Norway: Public consultation on expansion of tax residency rules
Trond Eivind Johnsen
The Norwegian Ministry of Finance has proposed new rules regulating the tax residency for companies that have been opened to public consultation.
Under the proposed rules, companies will be considered as tax residents in Norway on two alternative grounds: either if they are effectively managed and controlled in or from Norway, or if they are incorporated pursuant to Norwegian company law. Further, it is suggested that the current effective place of management test is altered, involving a broader assessment. Additionally, the proposal includes a defensive rule, denying tax residency (and thus several benefits deriving from being a resident) to companies that are tax resident to another country due to a tax treaty. If adopted, the changes are scheduled to enter into force from January 1 2018.

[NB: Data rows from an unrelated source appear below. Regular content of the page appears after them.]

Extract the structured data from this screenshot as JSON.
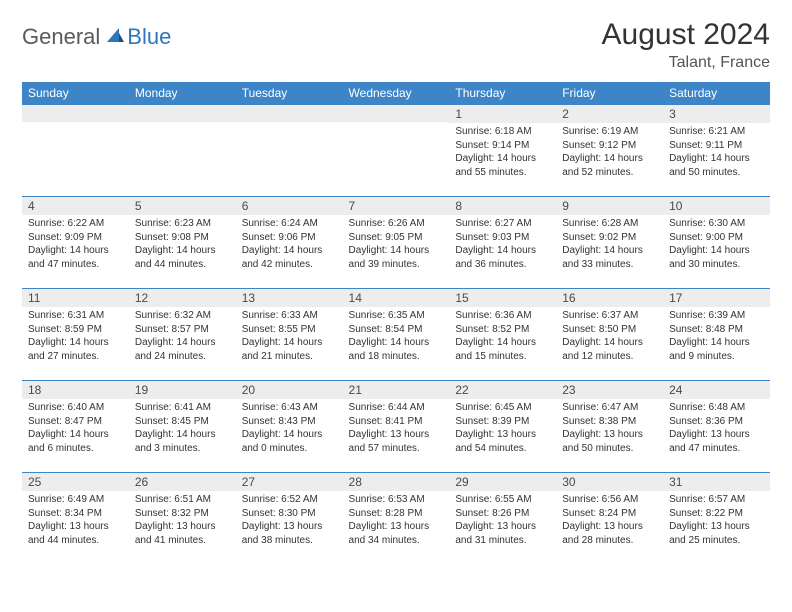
{
  "logo": {
    "text1": "General",
    "text2": "Blue"
  },
  "title": "August 2024",
  "location": "Talant, France",
  "colors": {
    "header_bg": "#3d85c6",
    "header_text": "#ffffff",
    "daynum_bg": "#ededed",
    "border": "#3d85c6",
    "logo_gray": "#5a5a5a",
    "logo_blue": "#2f77bb"
  },
  "weekdays": [
    "Sunday",
    "Monday",
    "Tuesday",
    "Wednesday",
    "Thursday",
    "Friday",
    "Saturday"
  ],
  "weeks": [
    [
      {
        "n": "",
        "sr": "",
        "ss": "",
        "dl": ""
      },
      {
        "n": "",
        "sr": "",
        "ss": "",
        "dl": ""
      },
      {
        "n": "",
        "sr": "",
        "ss": "",
        "dl": ""
      },
      {
        "n": "",
        "sr": "",
        "ss": "",
        "dl": ""
      },
      {
        "n": "1",
        "sr": "Sunrise: 6:18 AM",
        "ss": "Sunset: 9:14 PM",
        "dl": "Daylight: 14 hours and 55 minutes."
      },
      {
        "n": "2",
        "sr": "Sunrise: 6:19 AM",
        "ss": "Sunset: 9:12 PM",
        "dl": "Daylight: 14 hours and 52 minutes."
      },
      {
        "n": "3",
        "sr": "Sunrise: 6:21 AM",
        "ss": "Sunset: 9:11 PM",
        "dl": "Daylight: 14 hours and 50 minutes."
      }
    ],
    [
      {
        "n": "4",
        "sr": "Sunrise: 6:22 AM",
        "ss": "Sunset: 9:09 PM",
        "dl": "Daylight: 14 hours and 47 minutes."
      },
      {
        "n": "5",
        "sr": "Sunrise: 6:23 AM",
        "ss": "Sunset: 9:08 PM",
        "dl": "Daylight: 14 hours and 44 minutes."
      },
      {
        "n": "6",
        "sr": "Sunrise: 6:24 AM",
        "ss": "Sunset: 9:06 PM",
        "dl": "Daylight: 14 hours and 42 minutes."
      },
      {
        "n": "7",
        "sr": "Sunrise: 6:26 AM",
        "ss": "Sunset: 9:05 PM",
        "dl": "Daylight: 14 hours and 39 minutes."
      },
      {
        "n": "8",
        "sr": "Sunrise: 6:27 AM",
        "ss": "Sunset: 9:03 PM",
        "dl": "Daylight: 14 hours and 36 minutes."
      },
      {
        "n": "9",
        "sr": "Sunrise: 6:28 AM",
        "ss": "Sunset: 9:02 PM",
        "dl": "Daylight: 14 hours and 33 minutes."
      },
      {
        "n": "10",
        "sr": "Sunrise: 6:30 AM",
        "ss": "Sunset: 9:00 PM",
        "dl": "Daylight: 14 hours and 30 minutes."
      }
    ],
    [
      {
        "n": "11",
        "sr": "Sunrise: 6:31 AM",
        "ss": "Sunset: 8:59 PM",
        "dl": "Daylight: 14 hours and 27 minutes."
      },
      {
        "n": "12",
        "sr": "Sunrise: 6:32 AM",
        "ss": "Sunset: 8:57 PM",
        "dl": "Daylight: 14 hours and 24 minutes."
      },
      {
        "n": "13",
        "sr": "Sunrise: 6:33 AM",
        "ss": "Sunset: 8:55 PM",
        "dl": "Daylight: 14 hours and 21 minutes."
      },
      {
        "n": "14",
        "sr": "Sunrise: 6:35 AM",
        "ss": "Sunset: 8:54 PM",
        "dl": "Daylight: 14 hours and 18 minutes."
      },
      {
        "n": "15",
        "sr": "Sunrise: 6:36 AM",
        "ss": "Sunset: 8:52 PM",
        "dl": "Daylight: 14 hours and 15 minutes."
      },
      {
        "n": "16",
        "sr": "Sunrise: 6:37 AM",
        "ss": "Sunset: 8:50 PM",
        "dl": "Daylight: 14 hours and 12 minutes."
      },
      {
        "n": "17",
        "sr": "Sunrise: 6:39 AM",
        "ss": "Sunset: 8:48 PM",
        "dl": "Daylight: 14 hours and 9 minutes."
      }
    ],
    [
      {
        "n": "18",
        "sr": "Sunrise: 6:40 AM",
        "ss": "Sunset: 8:47 PM",
        "dl": "Daylight: 14 hours and 6 minutes."
      },
      {
        "n": "19",
        "sr": "Sunrise: 6:41 AM",
        "ss": "Sunset: 8:45 PM",
        "dl": "Daylight: 14 hours and 3 minutes."
      },
      {
        "n": "20",
        "sr": "Sunrise: 6:43 AM",
        "ss": "Sunset: 8:43 PM",
        "dl": "Daylight: 14 hours and 0 minutes."
      },
      {
        "n": "21",
        "sr": "Sunrise: 6:44 AM",
        "ss": "Sunset: 8:41 PM",
        "dl": "Daylight: 13 hours and 57 minutes."
      },
      {
        "n": "22",
        "sr": "Sunrise: 6:45 AM",
        "ss": "Sunset: 8:39 PM",
        "dl": "Daylight: 13 hours and 54 minutes."
      },
      {
        "n": "23",
        "sr": "Sunrise: 6:47 AM",
        "ss": "Sunset: 8:38 PM",
        "dl": "Daylight: 13 hours and 50 minutes."
      },
      {
        "n": "24",
        "sr": "Sunrise: 6:48 AM",
        "ss": "Sunset: 8:36 PM",
        "dl": "Daylight: 13 hours and 47 minutes."
      }
    ],
    [
      {
        "n": "25",
        "sr": "Sunrise: 6:49 AM",
        "ss": "Sunset: 8:34 PM",
        "dl": "Daylight: 13 hours and 44 minutes."
      },
      {
        "n": "26",
        "sr": "Sunrise: 6:51 AM",
        "ss": "Sunset: 8:32 PM",
        "dl": "Daylight: 13 hours and 41 minutes."
      },
      {
        "n": "27",
        "sr": "Sunrise: 6:52 AM",
        "ss": "Sunset: 8:30 PM",
        "dl": "Daylight: 13 hours and 38 minutes."
      },
      {
        "n": "28",
        "sr": "Sunrise: 6:53 AM",
        "ss": "Sunset: 8:28 PM",
        "dl": "Daylight: 13 hours and 34 minutes."
      },
      {
        "n": "29",
        "sr": "Sunrise: 6:55 AM",
        "ss": "Sunset: 8:26 PM",
        "dl": "Daylight: 13 hours and 31 minutes."
      },
      {
        "n": "30",
        "sr": "Sunrise: 6:56 AM",
        "ss": "Sunset: 8:24 PM",
        "dl": "Daylight: 13 hours and 28 minutes."
      },
      {
        "n": "31",
        "sr": "Sunrise: 6:57 AM",
        "ss": "Sunset: 8:22 PM",
        "dl": "Daylight: 13 hours and 25 minutes."
      }
    ]
  ]
}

Under the current rules, a Norwegian incorporated company may be a foreign tax resident if its effective place of management and control is outside Norway. With the new provision, entities incorporated pursuant to Norwegian company law will be considered Norwegian tax residents, unless a tax treaty or mutual agreement procedure (MAP) agreement states otherwise.
Proposed change in the effective place of management assessment
Under the current rule, companies with their effective place of management and control in Norway are considered Norwegian tax residents. According to case law, the decisive criterion seems to be where the board of directors function is carried out, i.e. normally where the decisions at the board of directors level are adopted and the board of directors meetings are held. The consultation paper accompanying the proposals suggests that the place of effective management should now entail a broader assessment, considering both the board function, the daily management and location of the business activities. The ministry argues that this is more in line with the effective place of management assessment in the OECD Model Tax Convention. For foreign companies with business in Norway, the new rule may cause uncertainty, as the proposed assessment is more complex and unclear than the existing provisions.
Denying domestic law benefits for foreign tax residents
The new provisions will include an exemption for Norwegian incorporated companies that are tax residents in another state pursuant to the tiebreaker rule in an applicable double tax treaty or a MAP agreement. The purpose is to deny possible benefits that may be derived from being a tax resident pursuant to domestic law, while a double tax treaty denies Norway the right to tax the company as a tax resident. Nonetheless, it should be noted that all entities incorporated pursuant to Norwegian company law will still be obliged to file an annual tax return, regardless of whether they are regarded as a non-resident due to the proposed defensive rule.
Establishing tax book values for companies becoming Norwegian tax residents
As the new provisions may lead to new companies becoming Norwegian tax residents, the consultation paper does propose a rule that regulates tax book values for the company's assets and liabilities. The tax book value of tangible and intangible fixed assets should be the original purchase or cost price reduced by simulated depreciation according to Norwegian tax law. For other assets and liabilities, the tax book value will be the market value on December 31 2017.